Extinct order of fishes

Ctenothrissiformes is an extinct order of prehistoric acanthomorph ray-finned fish, known from the mid-late Cretaceous of Europe and the Middle East.

==Taxonomy==
- Order Ctenothrissiformes Berg 1937
  - Family †Aulolepidae Patterson, 1964
    - Genus †Aulolepis Agassiz 1836 non Geinitz 1849
      - †A. reussi Geinitz 1849
      - †A. typa Agassiz 1844
    - Genus †Cyclolepis Geinitz 1868 non Gillies ex Don 1832 non Moquin-Tandon 1834
      - †C. agassizi Geinitz 1868
      - †C. stenodina Cockerell 1919
  - Family †Ctenothrissidae Woodward 1901
    - Genus †Heterothrissa Gaudant 1978
      - †Heterothrissa signeuxae Gaudant 1978
    - Genus †Ctenothrissa Woodward 1899
      - †C. enigmatica Gaudant 1978
      - †C. microcephala (Agassiz 1835-1838) [Beryx microcephalus Agassiz 1835-1838]
      - †C. protodorsalis Gaudant 1978
      - †C. radians (Agassiz 1835-1838) [Beryx radians Agassiz 1835-1838]
      - †C. signifer Hay 1903
      - †C. vexillifer (Pictet 1850) [Beryx vexillifer Pictet 1850]
  - Family †Pattersonichthyidae Gaudant, 1976
    - †Humilichthys Gaudant, 1978
    - †Pateroperca Woodward, 1942
    - †Pattersonichthys Goody, 1969
    - †Phoenicolepis Gaudant, 1978
During the mid-20th century, it was briefly suspected that the ctenothrissiforms could be a Lazarus taxon that survived to the modern day, based on the discovery of specimens of the deep-sea fish "Macristium", which closely resembled the extinct Ctenothrissa. However, further discoveries of "Macristium" specimens proved that this genus actually represented the larval form of the aulopiform Bathysaurus, refuting the speculation over surviving ctenothrissiforms.
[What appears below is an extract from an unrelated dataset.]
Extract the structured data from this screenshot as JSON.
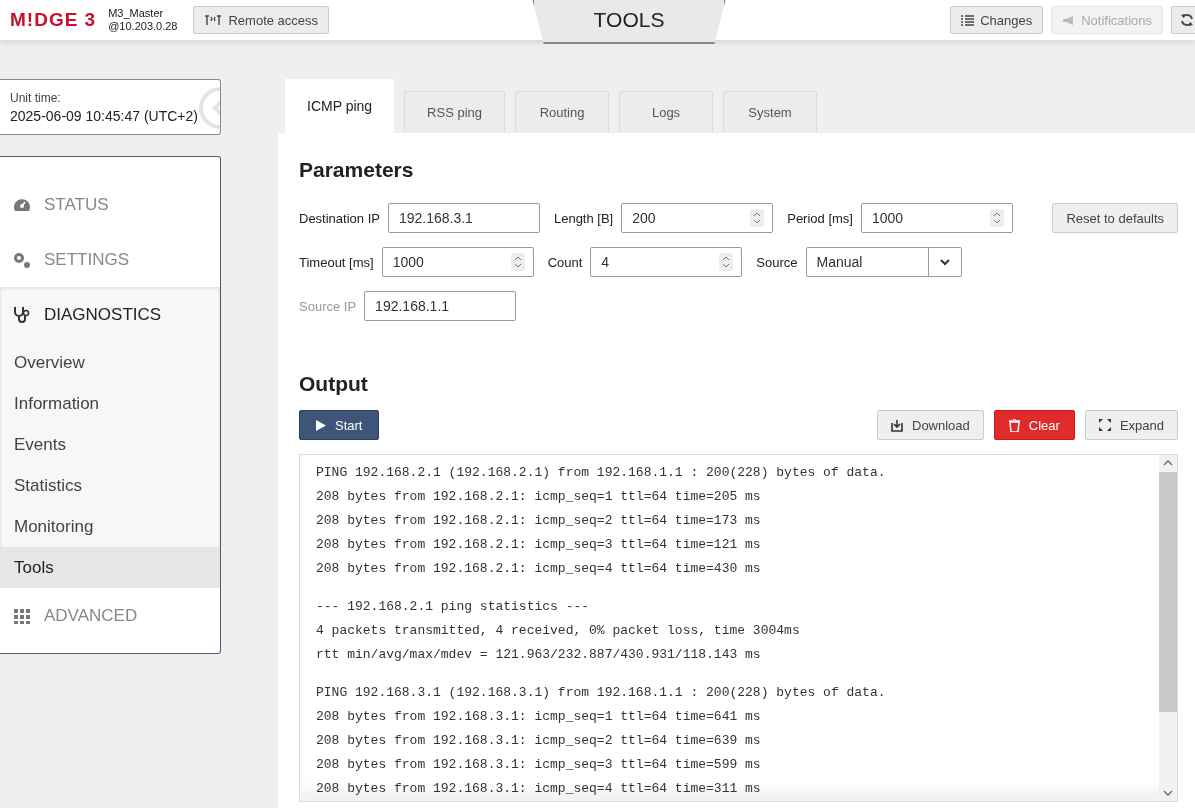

Some authors instead place the families of this order within the Myctophiformes, while others keep Ctenothrissidae and Pattersonichthyidae within the Ctenothrissiformes, but move Aulolepidae to the Myctophiformes, or consider the Pattersonichthyidae to be indeterminate acanthomorphs.